Kristy Dykes critiqued some of Lavada's work and like myself thought Lavada was an excellent writer. She had one book published but at least 4 in progress.

I know God is in control and knows better than I why now and why Lavada or why Kristy. I hope they are sharing writing tips in Heaven. And saving a spot for me to join in one day. We had such good times sharing what we had learned from each other and other sources.

Lavada was only a phone call or an email away when I needed something read over and critiqued in a hurry, for as you should know writers are always in a hurry to get to the next page of their article or book. No time to spare or waste.

I will dearly miss Lavada and her books that I was priveleged to critique, a couple were never finished and I have no clue as to how she planned to end the saga.

She stumped me many times with her romantic words, such as "her heart trembled", being my practical self I wanted to know how a heart trembled or "eyes sparkled", so many of her romantic expressions were wonderful. I began to think I wasn't a romantic, but then my writing led to truth with fiction thrown in, and Lavada wrote Christian Romance.

I will so miss her.

Barbara

11/19/08 Lavada's Going Home Day

Thursday, November 6, 2008

Process of Grief

This is a post that I wrote to Milton Dykes who has been keeping up his wife Kristy's blog since she passed away. God is so good to lead us forward after a death in our family. I wanted to share this incase someone else reads my blog and is going through the grieving process.

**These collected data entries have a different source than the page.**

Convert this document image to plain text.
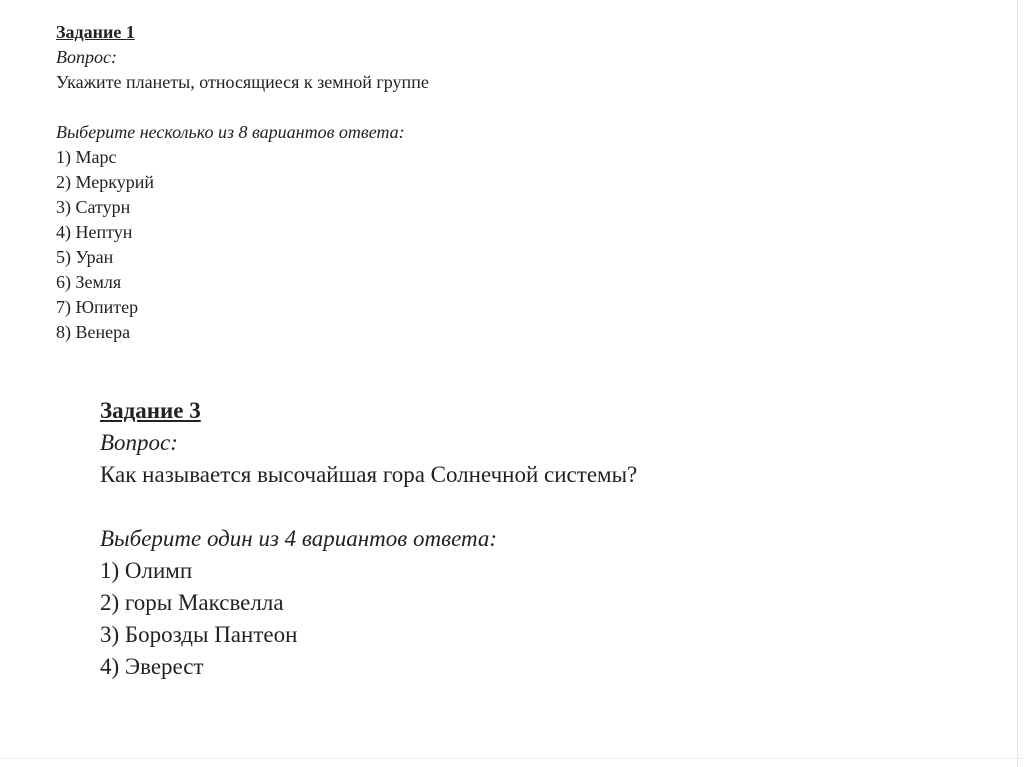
Задание 1
Вопрос:
Укажите планеты, относящиеся к земной группе
Выберите несколько из 8 вариантов ответа:
1) Марс
2) Меркурий
3) Сатурн
4) Нептун
5) Уран
6) Земля
7) Юпитер
8) Венера
Задание 3
Вопрос:
Как называется высочайшая гора Солнечной системы?
Выберите один из 4 вариантов ответа:
1) Олимп
2) горы Максвелла
3) Борозды Пантеон
4) Эверест
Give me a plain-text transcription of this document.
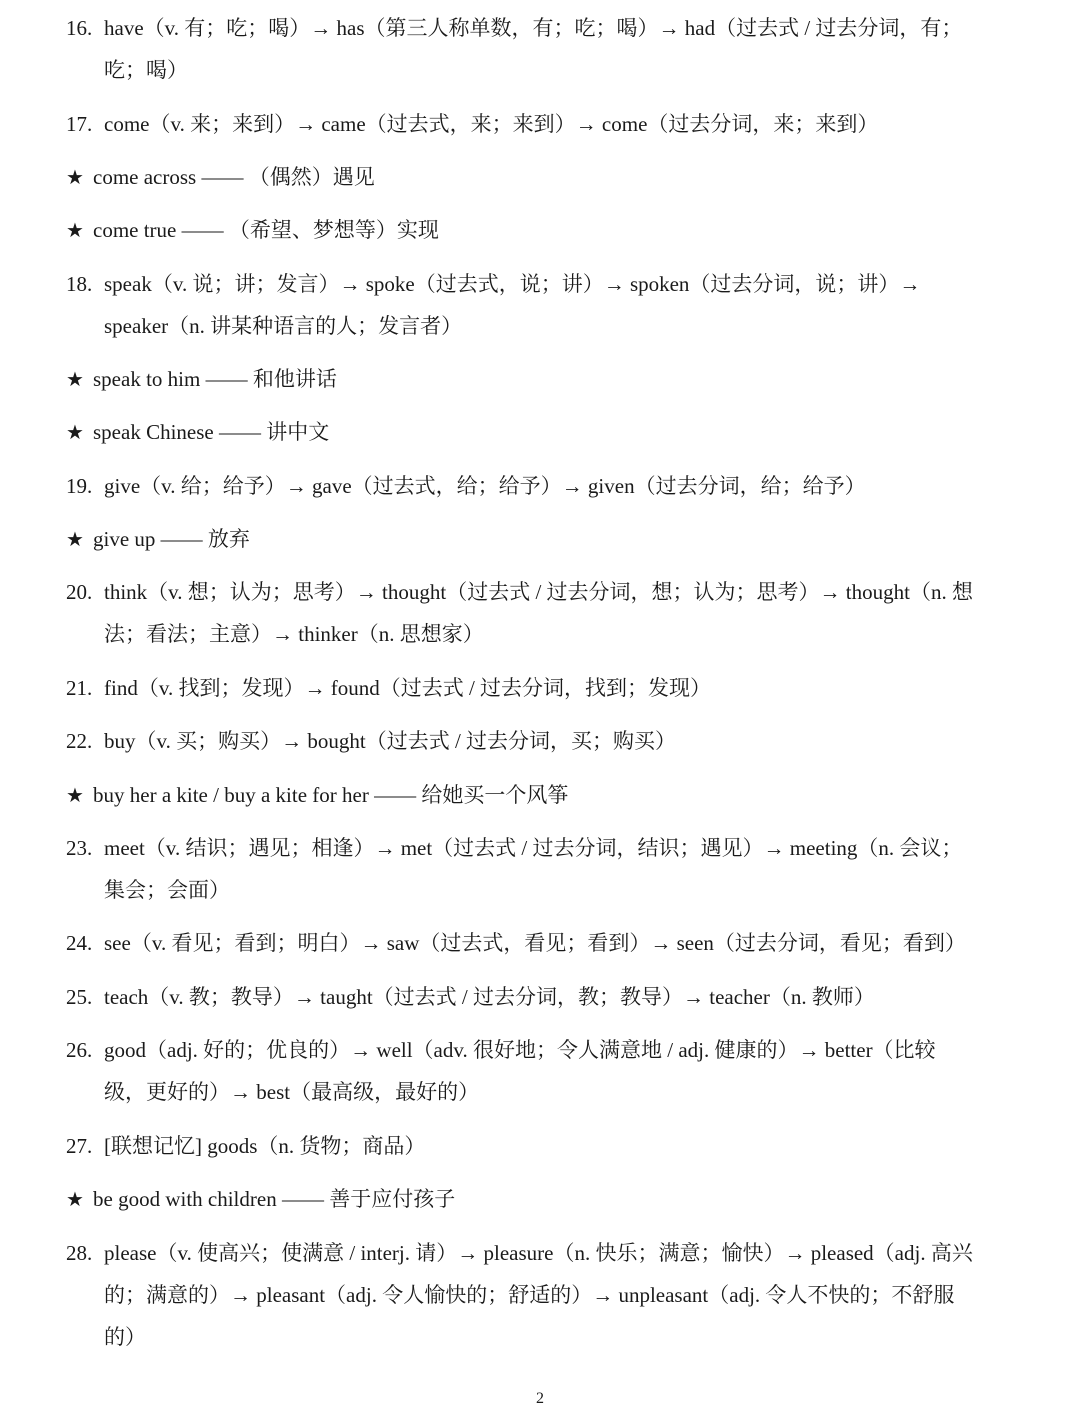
16. have（v. 有；吃；喝）→ has（第三人称单数，有；吃；喝）→ had（过去式 / 过去分词，有；
吃；喝）
17. come（v. 来；来到）→ came（过去式，来；来到）→ come（过去分词，来；来到）
★ come across —— （偶然）遇见
★ come true —— （希望、梦想等）实现
18. speak（v. 说；讲；发言）→ spoke（过去式，说；讲）→ spoken（过去分词，说；讲）→
speaker（n. 讲某种语言的人；发言者）
★ speak to him —— 和他讲话
★ speak Chinese —— 讲中文
19. give（v. 给；给予）→ gave（过去式，给；给予）→ given（过去分词，给；给予）
★ give up —— 放弃
20. think（v. 想；认为；思考）→ thought（过去式 / 过去分词，想；认为；思考）→ thought（n. 想
法；看法；主意）→ thinker（n. 思想家）
21. find（v. 找到；发现）→ found（过去式 / 过去分词，找到；发现）
22. buy（v. 买；购买）→ bought（过去式 / 过去分词，买；购买）
★ buy her a kite / buy a kite for her —— 给她买一个风筝
23. meet（v. 结识；遇见；相逢）→ met（过去式 / 过去分词，结识；遇见）→ meeting（n. 会议；
集会；会面）
24. see（v. 看见；看到；明白）→ saw（过去式，看见；看到）→ seen（过去分词，看见；看到）
25. teach（v. 教；教导）→ taught（过去式 / 过去分词，教；教导）→ teacher（n. 教师）
26. good（adj. 好的；优良的）→ well（adv. 很好地；令人满意地 / adj. 健康的）→ better（比较
级，更好的）→ best（最高级，最好的）
27. [联想记忆] goods（n. 货物；商品）
★ be good with children —— 善于应付孩子
28. please（v. 使高兴；使满意 / interj. 请）→ pleasure（n. 快乐；满意；愉快）→ pleased（adj. 高兴
的；满意的）→ pleasant（adj. 令人愉快的；舒适的）→ unpleasant（adj. 令人不快的；不舒服
的）
2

Milton share his story so well, having been there I reconize the process.

I couldn't even begin to tell you how long the grieving process will last or how often it will take you unawares. I just know it does. My first experience with grief was my first child who lived only 27 days, and after three more children I still grieved for the one who didn't make it.

How long? I remember it well, fifteen years and then one day while looking at my then 14 year old daughter, 9 and 5 year old sons, I was okay and I didn't grieve for her anymore.

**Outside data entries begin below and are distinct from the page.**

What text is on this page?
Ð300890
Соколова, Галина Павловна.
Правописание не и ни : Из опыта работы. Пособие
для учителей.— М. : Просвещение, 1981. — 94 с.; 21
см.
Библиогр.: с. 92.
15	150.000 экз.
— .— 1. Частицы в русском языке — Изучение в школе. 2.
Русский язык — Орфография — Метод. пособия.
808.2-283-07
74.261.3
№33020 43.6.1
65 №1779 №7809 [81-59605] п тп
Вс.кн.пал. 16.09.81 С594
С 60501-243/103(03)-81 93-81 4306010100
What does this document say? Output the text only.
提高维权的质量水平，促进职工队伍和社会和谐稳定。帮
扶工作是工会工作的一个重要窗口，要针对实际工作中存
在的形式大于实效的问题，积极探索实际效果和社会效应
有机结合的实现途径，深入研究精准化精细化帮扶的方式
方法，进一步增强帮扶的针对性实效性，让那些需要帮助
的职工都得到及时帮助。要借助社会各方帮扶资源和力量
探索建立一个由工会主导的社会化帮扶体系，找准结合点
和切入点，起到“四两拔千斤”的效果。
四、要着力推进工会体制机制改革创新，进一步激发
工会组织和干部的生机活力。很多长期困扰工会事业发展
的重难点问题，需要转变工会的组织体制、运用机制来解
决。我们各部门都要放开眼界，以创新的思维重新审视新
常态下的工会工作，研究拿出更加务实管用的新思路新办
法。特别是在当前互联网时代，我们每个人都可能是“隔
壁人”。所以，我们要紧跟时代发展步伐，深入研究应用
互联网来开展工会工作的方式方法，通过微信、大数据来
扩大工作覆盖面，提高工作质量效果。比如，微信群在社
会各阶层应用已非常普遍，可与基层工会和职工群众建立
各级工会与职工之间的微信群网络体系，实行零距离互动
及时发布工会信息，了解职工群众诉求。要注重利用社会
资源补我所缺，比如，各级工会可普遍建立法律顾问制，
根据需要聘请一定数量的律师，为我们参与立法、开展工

When my husband passed away in January of 2004 after a long heart breaking illness I traveled the same road my sister traveled two years before. But with her knowledge of the process, and many friends and family I came through, and in November of 2006 when my youngest son married my grief lifted and a week later I met the man I would marry a year later.

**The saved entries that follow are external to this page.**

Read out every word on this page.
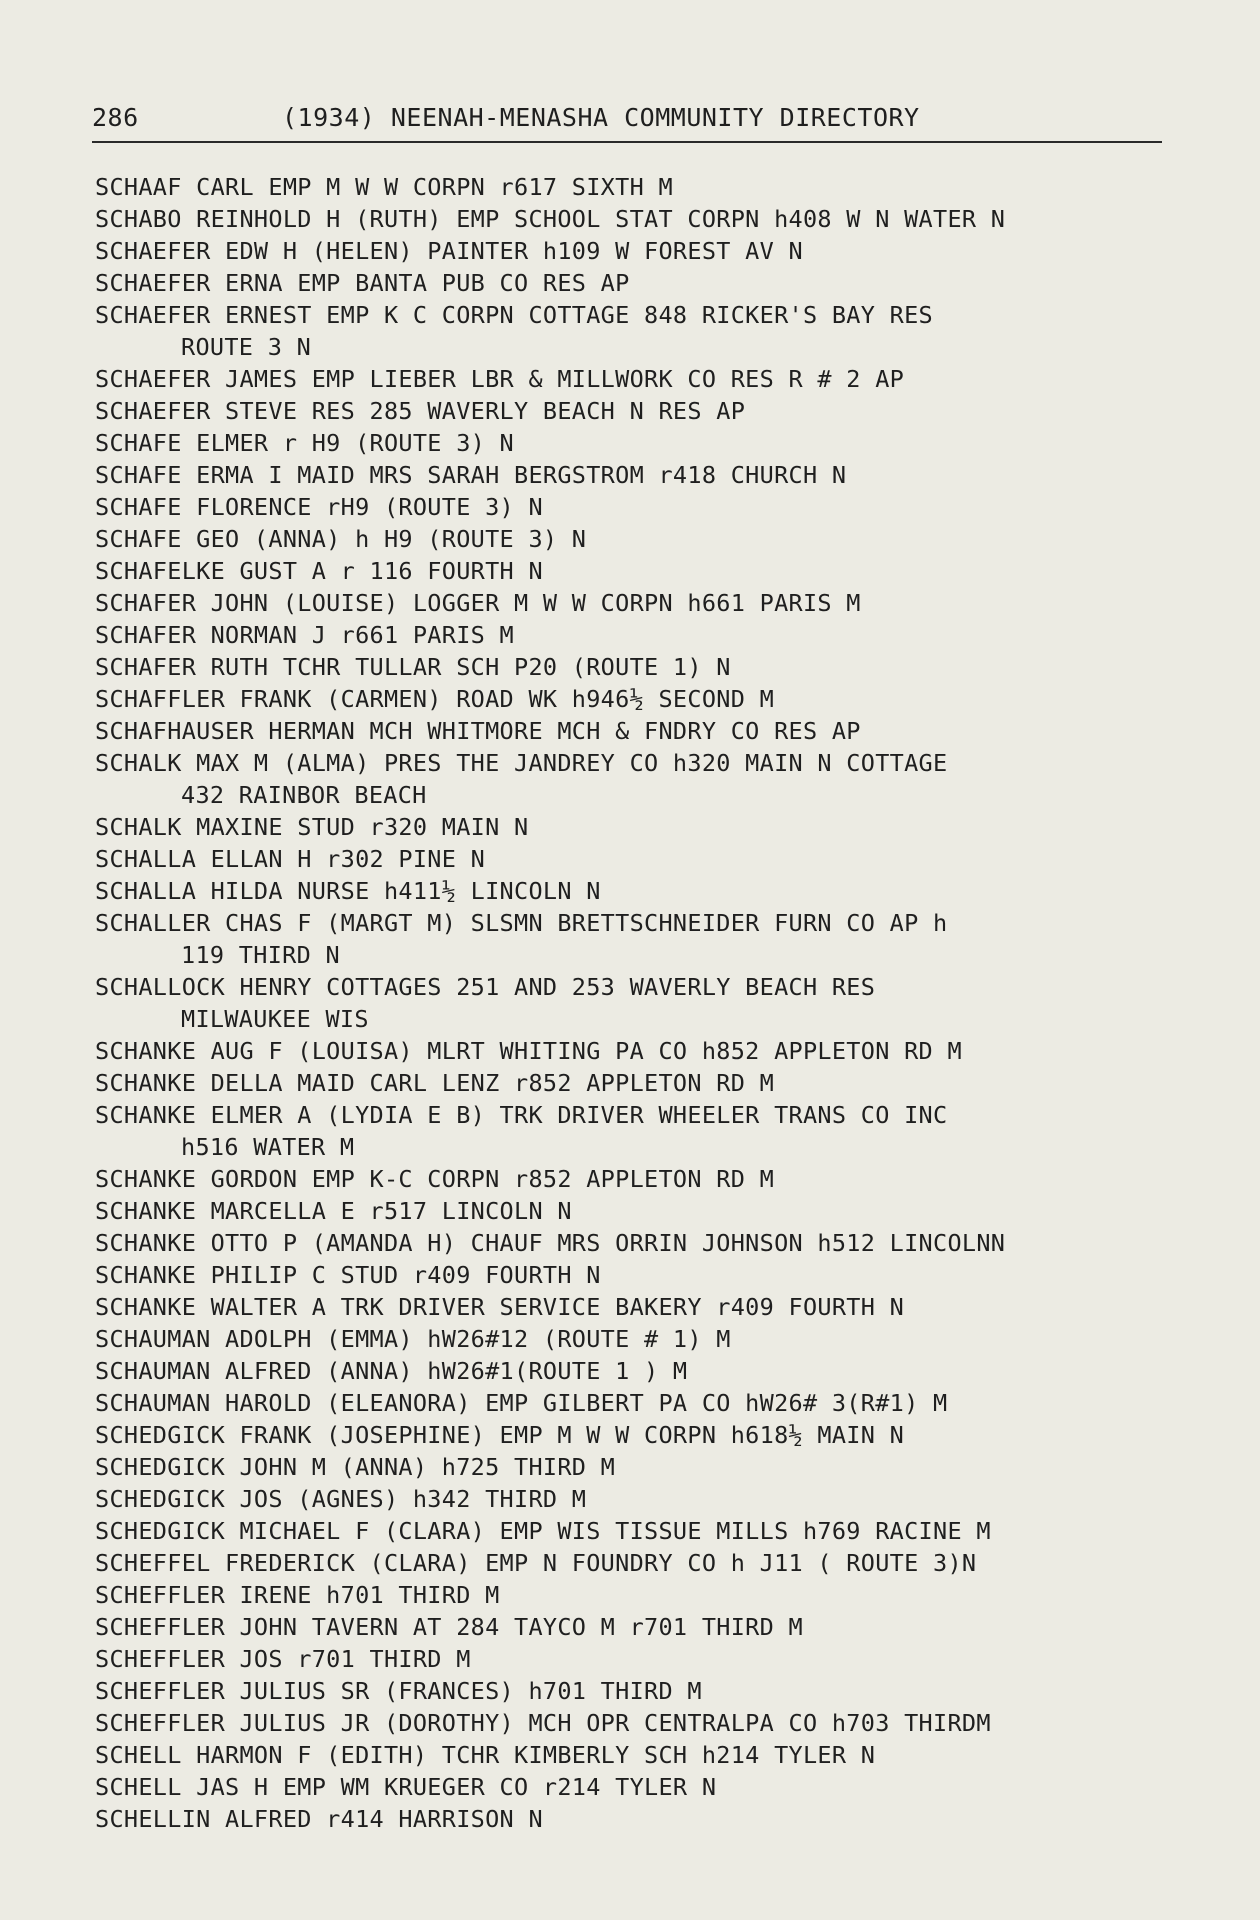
286	(1934) NEENAH-MENASHA COMMUNITY DIRECTORY
SCHAAF CARL EMP M W W CORPN r617 SIXTH M
SCHABO REINHOLD H (RUTH) EMP SCHOOL STAT CORPN h408 W N WATER N
SCHAEFER EDW H (HELEN) PAINTER h109 W FOREST AV N
SCHAEFER ERNA EMP BANTA PUB CO RES AP
SCHAEFER ERNEST EMP K C CORPN COTTAGE 848 RICKER'S BAY RES
ROUTE 3 N
SCHAEFER JAMES EMP LIEBER LBR & MILLWORK CO RES R # 2 AP
SCHAEFER STEVE RES 285 WAVERLY BEACH N RES AP
SCHAFE ELMER r H9 (ROUTE 3) N
SCHAFE ERMA I MAID MRS SARAH BERGSTROM r418 CHURCH N
SCHAFE FLORENCE rH9 (ROUTE 3) N
SCHAFE GEO (ANNA) h H9 (ROUTE 3) N
SCHAFELKE GUST A r 116 FOURTH N
SCHAFER JOHN (LOUISE) LOGGER M W W CORPN h661 PARIS M
SCHAFER NORMAN J r661 PARIS M
SCHAFER RUTH TCHR TULLAR SCH P20 (ROUTE 1) N
SCHAFFLER FRANK (CARMEN) ROAD WK h946½ SECOND M
SCHAFHAUSER HERMAN MCH WHITMORE MCH & FNDRY CO RES AP
SCHALK MAX M (ALMA) PRES THE JANDREY CO h320 MAIN N COTTAGE
432 RAINBOR BEACH
SCHALK MAXINE STUD r320 MAIN N
SCHALLA ELLAN H r302 PINE N
SCHALLA HILDA NURSE h411½ LINCOLN N
SCHALLER CHAS F (MARGT M) SLSMN BRETTSCHNEIDER FURN CO AP h
119 THIRD N
SCHALLOCK HENRY COTTAGES 251 AND 253 WAVERLY BEACH RES
MILWAUKEE WIS
SCHANKE AUG F (LOUISA) MLRT WHITING PA CO h852 APPLETON RD M
SCHANKE DELLA MAID CARL LENZ r852 APPLETON RD M
SCHANKE ELMER A (LYDIA E B) TRK DRIVER WHEELER TRANS CO INC
h516 WATER M
SCHANKE GORDON EMP K-C CORPN r852 APPLETON RD M
SCHANKE MARCELLA E r517 LINCOLN N
SCHANKE OTTO P (AMANDA H) CHAUF MRS ORRIN JOHNSON h512 LINCOLNN
SCHANKE PHILIP C STUD r409 FOURTH N
SCHANKE WALTER A TRK DRIVER SERVICE BAKERY r409 FOURTH N
SCHAUMAN ADOLPH (EMMA) hW26#12 (ROUTE # 1) M
SCHAUMAN ALFRED (ANNA) hW26#1(ROUTE 1 ) M
SCHAUMAN HAROLD (ELEANORA) EMP GILBERT PA CO hW26# 3(R#1) M
SCHEDGICK FRANK (JOSEPHINE) EMP M W W CORPN h618½ MAIN N
SCHEDGICK JOHN M (ANNA) h725 THIRD M
SCHEDGICK JOS (AGNES) h342 THIRD M
SCHEDGICK MICHAEL F (CLARA) EMP WIS TISSUE MILLS h769 RACINE M
SCHEFFEL FREDERICK (CLARA) EMP N FOUNDRY CO h J11 ( ROUTE 3)N
SCHEFFLER IRENE h701 THIRD M
SCHEFFLER JOHN TAVERN AT 284 TAYCO M r701 THIRD M
SCHEFFLER JOS r701 THIRD M
SCHEFFLER JULIUS SR (FRANCES) h701 THIRD M
SCHEFFLER JULIUS JR (DOROTHY) MCH OPR CENTRALPA CO h703 THIRDM
SCHELL HARMON F (EDITH) TCHR KIMBERLY SCH h214 TYLER N
SCHELL JAS H EMP WM KRUEGER CO r214 TYLER N
SCHELLIN ALFRED r414 HARRISON N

A lot of days I prayed out loud, me who always wrote my thoughts down and read books continuously, couldn't read or write for almost 6 months. But then peace came and my mind turned to other things.

I pray this peace for you Milton. Peace and Joy will overcome the grief in time. You are truly blessed to have had such a wonderful wife, who had such an understanding of life and living beyond death. And let us not forget her knowledge of Romance. Remember her and go forth, for there is still much to do. God most assuredly has his hand upon you.